Genre: Strategy / Tactics
Perspective: Bird's-eye view
Visual: 2D scrolling, Free-roaming camera
Pacing: Real-Time
Interface: Multiple Units / Characters Control, Point and Select
Setting: Sci-Fi / Futuristic
Narrative: War
Published by: Westwood Studios
Developed by: Intelligent Games
Released: 1999
Platform: PlayStation (PSX, PS1)
"Your battle for Dune begin ... now!" - gamers with experience will remember how their heart beat faster, when they heard these words. Yes, the old kind Dune 2 - the ancestor of the most popular nowadays genre. The game, released in the distant gray-haired 1992, for many years holding the position of the greatest hit. Yes, now from the real-time strategy breaks trays on flea markets and shelves in computer stores. But then, in the 92-m at IBM, what a shock this game caused: bright graphics, support for digitized speech and stunning music, a wonderful movie clip and, most importantly, incomparable gaming interest. Only after going through the game for all three warring parties, gamers wiped the sweat from his forehead, but after a while again started the battle for Dune.
Dune 2 was one of the first strategies translated into set-top boxes, and really a real-time strategy, and even more so. PC-gamers were lucky - soon followed by the advent of Warcraft, which differed from Dune fantasy entourage and support for the game on cable and modem. Warcraft was actually as popular as Dune, and its sequel - Warcraft 2 (the game is also released for SONY PlayStation) - even surpassed the popularity of Dune 2. The latter still continued to be a classic of the genre. Well, then the famous Command & Conquer, Red Alert (also appeared on the SONY PlayStation) and the mass (at IBM) of less famous representatives of the dynamic strategy genre followed.

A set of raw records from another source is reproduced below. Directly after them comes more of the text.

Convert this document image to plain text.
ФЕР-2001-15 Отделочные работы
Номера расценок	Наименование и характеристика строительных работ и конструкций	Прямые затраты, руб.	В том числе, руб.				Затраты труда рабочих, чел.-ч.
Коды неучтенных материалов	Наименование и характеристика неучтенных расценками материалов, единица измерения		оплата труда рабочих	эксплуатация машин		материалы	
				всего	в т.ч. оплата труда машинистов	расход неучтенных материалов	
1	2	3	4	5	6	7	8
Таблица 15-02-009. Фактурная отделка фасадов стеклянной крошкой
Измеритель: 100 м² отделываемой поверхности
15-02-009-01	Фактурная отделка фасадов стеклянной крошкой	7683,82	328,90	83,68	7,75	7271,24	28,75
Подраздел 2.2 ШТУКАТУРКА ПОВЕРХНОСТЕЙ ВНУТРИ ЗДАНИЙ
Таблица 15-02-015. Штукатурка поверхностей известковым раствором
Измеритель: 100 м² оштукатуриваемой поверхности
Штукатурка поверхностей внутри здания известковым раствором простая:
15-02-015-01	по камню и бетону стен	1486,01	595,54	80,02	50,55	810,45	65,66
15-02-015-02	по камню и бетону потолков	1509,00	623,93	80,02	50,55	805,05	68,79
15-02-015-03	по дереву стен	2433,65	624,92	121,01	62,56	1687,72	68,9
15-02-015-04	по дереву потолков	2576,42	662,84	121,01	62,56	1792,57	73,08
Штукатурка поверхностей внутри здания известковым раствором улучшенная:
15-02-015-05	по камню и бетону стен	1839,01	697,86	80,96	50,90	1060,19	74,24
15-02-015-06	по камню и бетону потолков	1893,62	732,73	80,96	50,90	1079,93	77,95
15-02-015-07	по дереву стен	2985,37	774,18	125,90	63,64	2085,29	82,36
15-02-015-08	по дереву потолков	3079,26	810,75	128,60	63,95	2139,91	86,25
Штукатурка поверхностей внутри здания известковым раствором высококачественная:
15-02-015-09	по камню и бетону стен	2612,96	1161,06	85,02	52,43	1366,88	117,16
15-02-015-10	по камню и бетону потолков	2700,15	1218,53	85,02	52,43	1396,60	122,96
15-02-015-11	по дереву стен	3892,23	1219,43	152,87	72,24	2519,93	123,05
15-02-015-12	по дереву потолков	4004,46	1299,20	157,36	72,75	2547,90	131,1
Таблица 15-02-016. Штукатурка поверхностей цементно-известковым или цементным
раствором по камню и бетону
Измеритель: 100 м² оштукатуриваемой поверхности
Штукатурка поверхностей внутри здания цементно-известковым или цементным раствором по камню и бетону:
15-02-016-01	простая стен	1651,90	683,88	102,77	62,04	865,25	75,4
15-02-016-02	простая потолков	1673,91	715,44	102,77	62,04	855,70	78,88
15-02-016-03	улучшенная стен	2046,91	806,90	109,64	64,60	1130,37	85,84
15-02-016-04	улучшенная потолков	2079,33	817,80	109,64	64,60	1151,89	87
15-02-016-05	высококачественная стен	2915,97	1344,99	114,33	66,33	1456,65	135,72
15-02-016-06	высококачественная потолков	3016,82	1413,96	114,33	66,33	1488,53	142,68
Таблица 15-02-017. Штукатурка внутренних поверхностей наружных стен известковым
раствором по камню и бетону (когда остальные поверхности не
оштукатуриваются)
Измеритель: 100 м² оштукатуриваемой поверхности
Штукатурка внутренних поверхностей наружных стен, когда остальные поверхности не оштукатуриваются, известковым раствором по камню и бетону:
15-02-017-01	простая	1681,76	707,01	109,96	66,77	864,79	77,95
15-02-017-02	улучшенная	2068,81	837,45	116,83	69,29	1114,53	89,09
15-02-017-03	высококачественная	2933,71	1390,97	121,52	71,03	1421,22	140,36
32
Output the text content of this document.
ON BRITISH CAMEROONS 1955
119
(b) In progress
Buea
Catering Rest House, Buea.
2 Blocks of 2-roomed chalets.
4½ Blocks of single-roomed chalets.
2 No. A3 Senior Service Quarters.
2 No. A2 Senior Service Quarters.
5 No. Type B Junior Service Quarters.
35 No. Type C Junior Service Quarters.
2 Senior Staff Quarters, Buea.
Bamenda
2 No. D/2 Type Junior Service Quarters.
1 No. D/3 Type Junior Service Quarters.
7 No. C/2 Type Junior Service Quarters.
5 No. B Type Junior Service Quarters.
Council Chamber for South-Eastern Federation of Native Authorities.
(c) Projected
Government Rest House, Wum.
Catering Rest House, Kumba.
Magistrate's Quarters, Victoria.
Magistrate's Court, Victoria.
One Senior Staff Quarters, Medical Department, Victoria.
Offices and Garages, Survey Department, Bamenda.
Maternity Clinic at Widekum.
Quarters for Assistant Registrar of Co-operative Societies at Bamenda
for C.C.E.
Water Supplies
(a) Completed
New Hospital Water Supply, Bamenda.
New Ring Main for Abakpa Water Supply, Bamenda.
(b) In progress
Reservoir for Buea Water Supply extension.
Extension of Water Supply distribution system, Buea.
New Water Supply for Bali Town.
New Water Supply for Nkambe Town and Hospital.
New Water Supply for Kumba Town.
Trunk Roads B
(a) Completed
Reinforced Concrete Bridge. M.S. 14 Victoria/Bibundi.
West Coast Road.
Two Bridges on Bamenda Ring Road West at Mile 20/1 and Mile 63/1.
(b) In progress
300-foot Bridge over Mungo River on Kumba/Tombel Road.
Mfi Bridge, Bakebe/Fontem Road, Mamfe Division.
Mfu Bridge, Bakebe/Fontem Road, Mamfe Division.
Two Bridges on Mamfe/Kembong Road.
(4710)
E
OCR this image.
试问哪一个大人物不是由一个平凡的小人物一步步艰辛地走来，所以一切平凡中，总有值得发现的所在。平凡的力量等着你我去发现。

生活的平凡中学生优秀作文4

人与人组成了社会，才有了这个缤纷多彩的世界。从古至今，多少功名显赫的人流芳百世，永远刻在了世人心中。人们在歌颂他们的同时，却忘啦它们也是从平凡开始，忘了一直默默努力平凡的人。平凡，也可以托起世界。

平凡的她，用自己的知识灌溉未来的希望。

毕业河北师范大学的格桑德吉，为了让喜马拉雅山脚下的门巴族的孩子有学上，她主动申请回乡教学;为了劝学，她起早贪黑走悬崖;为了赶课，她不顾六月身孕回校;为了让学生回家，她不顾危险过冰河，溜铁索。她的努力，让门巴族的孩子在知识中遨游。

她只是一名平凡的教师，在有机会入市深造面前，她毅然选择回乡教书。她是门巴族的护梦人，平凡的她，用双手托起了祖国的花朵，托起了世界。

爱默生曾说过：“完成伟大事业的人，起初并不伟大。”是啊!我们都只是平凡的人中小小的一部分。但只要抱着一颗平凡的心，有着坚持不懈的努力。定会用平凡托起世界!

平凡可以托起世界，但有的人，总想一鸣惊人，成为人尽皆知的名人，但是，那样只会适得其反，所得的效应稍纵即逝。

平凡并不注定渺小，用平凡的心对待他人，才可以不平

The firm Westwood Studio - the creator of Dune - has been receiving piles of letters from fans all the time, with the demands to release Dune 3, not C & C, not Red Alert, not Tiberium Sun, namely the third Dune (by the way, the first Dune was released a little earlier quite different firm and was an adventure game based on the novels of Herbert). But alas, the Westwood company instead of the third part decided to take a rather bold step - to release that most famous second part again. Before Westwood there is an example of the company of George Lucas - in 1997 Lucas Arts released remakes of the famous trilogy Star Wars - the scenes in each of the films were drew or slightly altered on computers, the sound was cleaned, the films themselves seemed to remain the same, but queues were queued at the cinemas. Similarly, Westwood Studio did with its famous Dune 2 - the graphics engine from Red Alert, the newly redrawn units and buildings (and their set, of course, has not changed in comparison with the original), extensive video clips between missions in the spirit of Red Alert and C & C, and in everything else - all the same Dune 2.
Of course, the changes also affected the management - if you remember, in the good old Dune you could not combine all (or at least nine pieces, as in Warcraft 2 on PC) combat units into a unified summary division and throw them at one point of the map where they should arrange hell on earth. No, every combat unit you had to give a separate order, and clicking the mouse on the corresponding icons - move, stand, attack. Remember how you had to suffer, starting a decisive assault on the enemy base with all available forces. Of course, there will be no such disgrace in Dune 2000.
The missions for each of the belligerents will be about fifteen, and the video clips between the missions (in which noted eminent actors, for example, John Riss Davies, the Russian viewer perhaps he remembered as a professor from the series "Journey to parallel worlds") tell you about the development of the plot games. The changes are poking and artificial intelligence - remember how the enemy infantrymen were touched alone with an enviable regularity, attacking your completely rebuilt base? In the new Dune, the computer is much smarter and more cunning.